O ex-capitão do Bope Paulo Storani foi um dos “caveiras”  que inspiraram o personagem “capitão Nascimento”, do filme Tropa de Elite. Mestre em antropologia, consultor em segurança pública, ele é hoje professor e pesquisador do Instituto Universitário de Políticas Públicas e Ciências Políticas da universidade Cândido Mendes. Convidado a opinar sobre a política de segurança que tem sua ponta visível nas UPPs, cinco anos após sua implantação, Storani lista para o Viva Favela os principais êxitos e dificuldades do programa.

Foto: divulgaçãoViva Favela: A PM divulgou no Direcionamento Estratégico da PMERJ 2013-2018 que pretende ser referência mundial em polícia comunitária até 2018, sendo a estratégia principal a implantação das UPPs. Esse é o caminho?

Paulo Storani: O projeto, pelos seus indicadores, mostra isso. Contudo, é importante para a cidade ouvir como a sociedade e, principalmente, os moradores das favelas com UPP, estão entendendo o processo de pacificação. O objetivo das UPPs é excelente, mas é importante estar revigorando o processo de pacificação com desdobramentos além da ação da PM para resultados de longo prazo. A UPP é uma ação de curto prazo, temos que pensar em médio e longo prazo, qual a estratégia mais adequada diante dos desafios da UPP.

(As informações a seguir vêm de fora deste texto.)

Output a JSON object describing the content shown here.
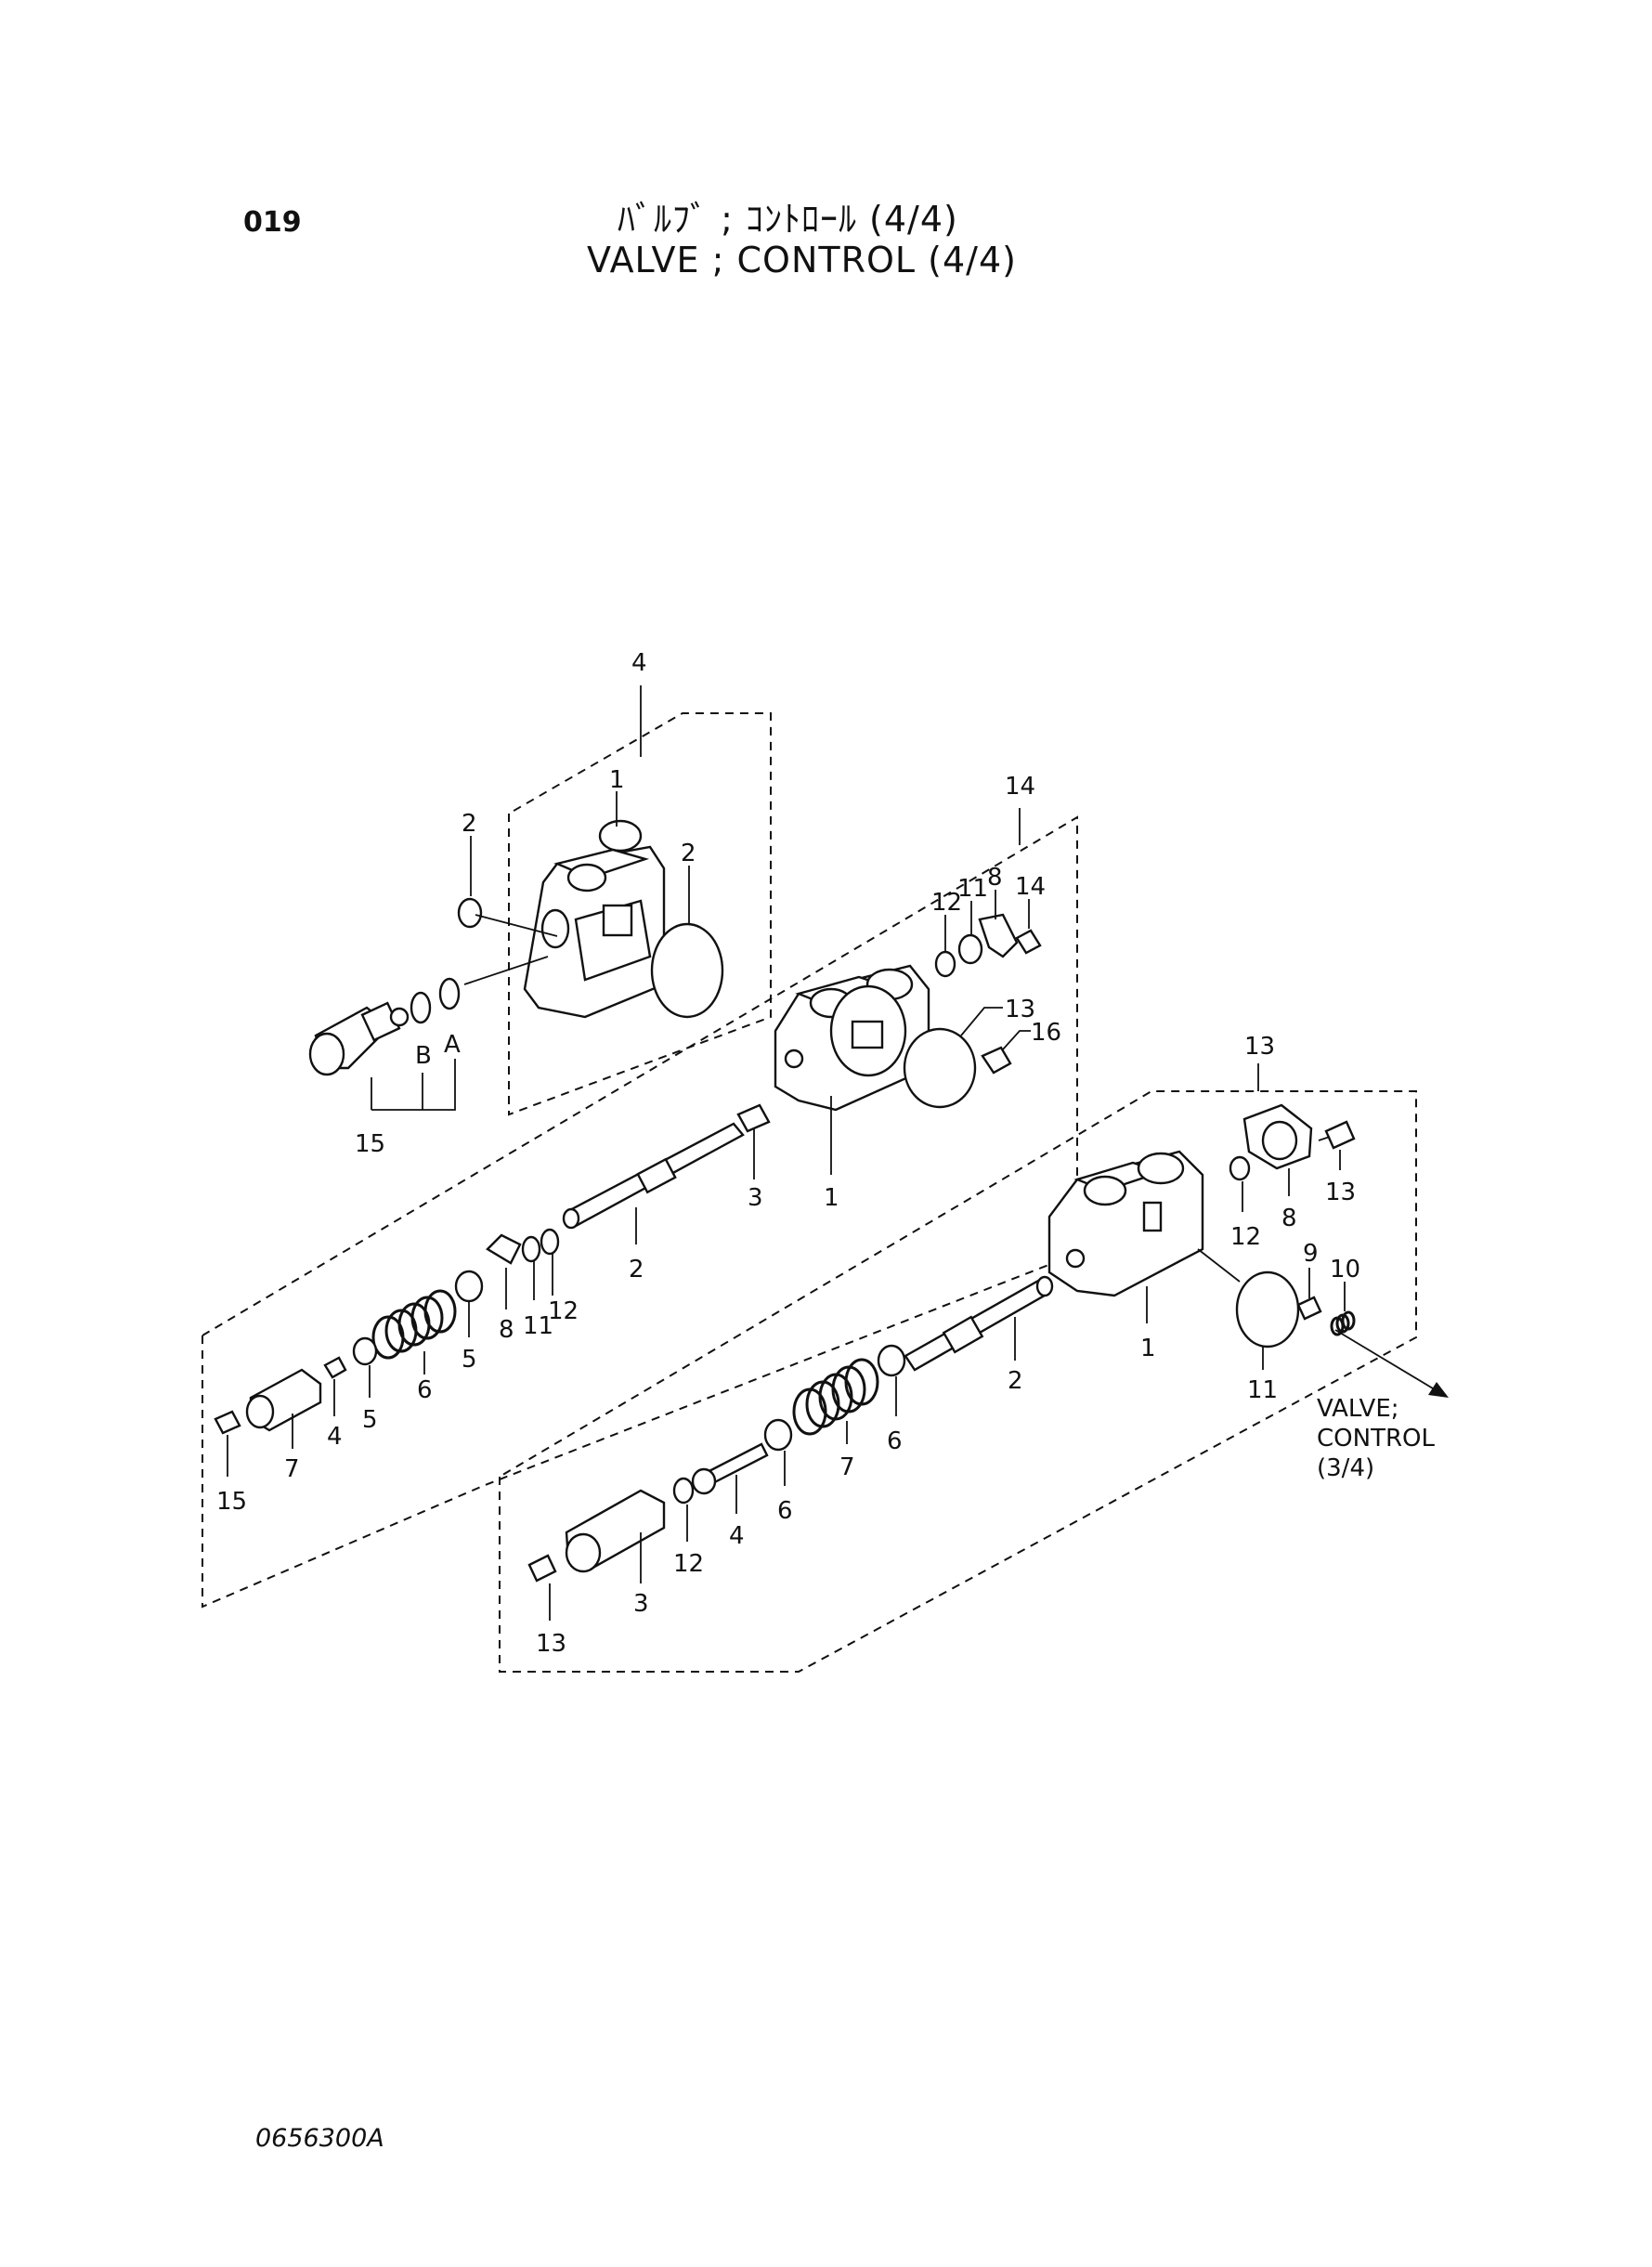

As UPPs estão cumprindo a meta de pacificar as comunidades?

Sim. Não se vê mais o tráfico violento com a presença das UPPs. Mas é ingenuidade achar que com a polícia os criminosos saíram das comunidades ou não há mais venda de drogas. Muitos dependem do tráfico, os traficantes e os usuários, é uma lógica de mercado. Desta forma, os traficantes tentam e tentarão preservar o espaço, usando o que eles sempre usaram: a violência. Nos casos do Alemão e da Rocinha, onde o tráfico ainda se mostra muito forte, há uma necessidade de rever a ocupação destes espaços. Mas o fundamental é a participação da comunidade, que deve denunciar os traficantes e outros delitos, usando os meios disponíveis como o Disque Denúncia. É inadmissível aceitar que os traficantes ainda andem armados no meio de crianças e jovens, nestes locais.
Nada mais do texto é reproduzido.